US Secretary of State Mike Pompeo called on countries at the United Nations on Saturday to "pick a side" on Venezuela, urging them to back Venezuelan opposition leader Juan Guaido and calling for free and fair elections as soon as possible.
Pompeo was addressing the 15-member U.N. Security Council, which met at his request after Washington and a string of countries in the region recognized Guaido as head of state and urged Venezuelan President Nicolas Maduro to step down.
"Now it is time for every other nation to pick a side. No more delays, no more games. Either you stand with the forces of freedom, or you're in league with Maduro and his mayhem," Pompeo told the council.
"We call on all members of the Security Council to support Venezuela's democratic transition and interim President Guaido’s role in it," he said.
Russia unsuccessfully tried to stop the meeting. Moscow opposes the U.S. efforts and has accused Washington of backing a coup attempt, placing Venezuela at the heart of a growing geopolitical duel.
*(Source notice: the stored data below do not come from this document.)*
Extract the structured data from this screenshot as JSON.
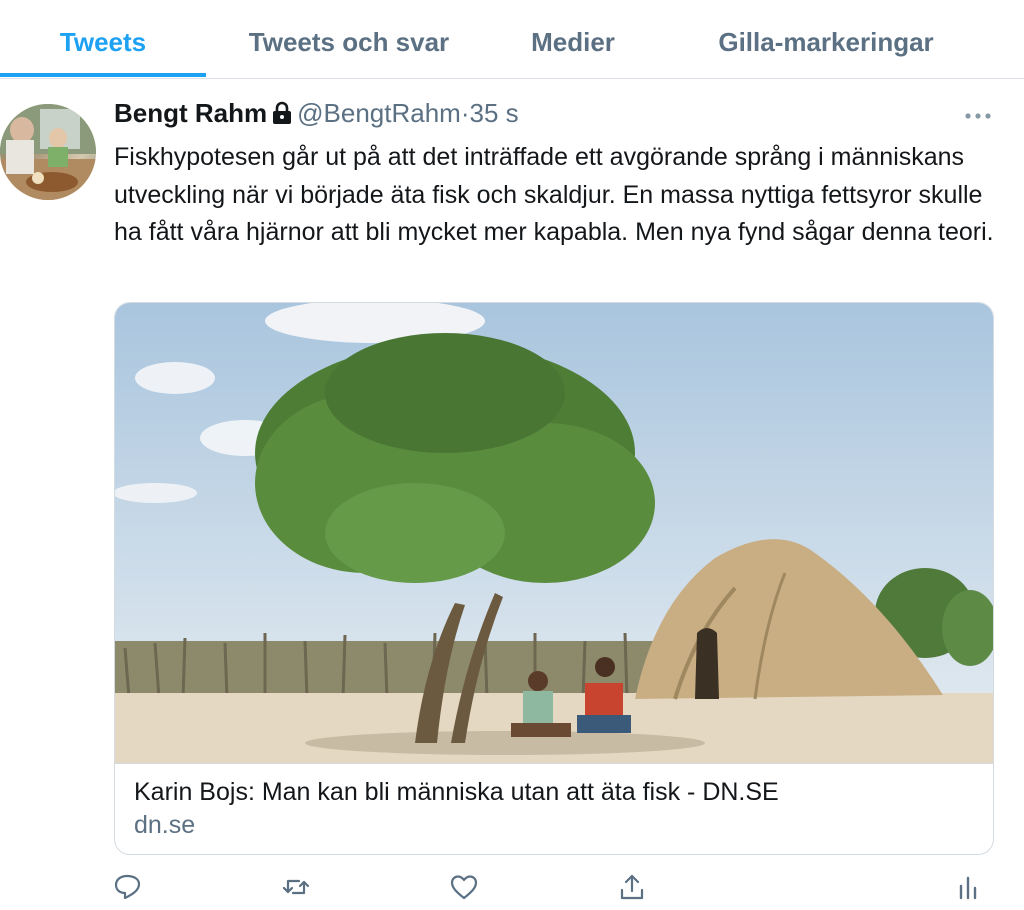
{
  "tabs": [
    {
      "label": "Tweets",
      "active": true
    },
    {
      "label": "Tweets och svar",
      "active": false
    },
    {
      "label": "Medier",
      "active": false
    },
    {
      "label": "Gilla-markeringar",
      "active": false
    }
  ],
  "tweet": {
    "author_name": "Bengt Rahm",
    "handle": "@BengtRahm",
    "separator": "·",
    "time": "35 s",
    "text": "Fiskhypotesen går ut på att det inträffade ett avgörande språng i människans utveckling när vi började äta fisk och skaldjur. En massa nyttiga fettsyror skulle ha fått våra hjärnor att bli mycket mer kapabla. Men nya fynd sågar denna teori."
  },
  "card": {
    "title": "Karin Bojs: Man kan bli människa utan att äta fisk - DN.SE",
    "domain": "dn.se"
  },
  "actions": [
    "reply-icon",
    "retweet-icon",
    "like-icon",
    "share-icon",
    "analytics-icon"
  ],
  "colors": {
    "accent": "#1da1f2",
    "secondary_text": "#5b7083",
    "primary_text": "#14171a",
    "border": "#d3dbe1"
  }
}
"Venezuela does not represent a threat to peace and security," Russia's U.N. Ambassador Vassily Nebenzia told the Security Council.
"If anything does represent a threat to peace, it is the shameless and aggressive action of the United States and their allies aimed at the ouster of the legitimately elected President of Venezuela," he said.
Russia, China, South Africa and Equatorial Guinea blocked a U.S. push for a U.N. Security Council statement expressing full support for Venezuela's National Assembly as the country's "only democratically elected institution."
The same four countries also voted against holding the Security Council meeting. Nine countries voted in favor of the meeting, while Ivory Coast and Indonesia abstained.
Pompeo accused Russia and China of "propping up a failed regime in the hopes of recovering billions of dollars in ill-considered investments and assistance made over the years."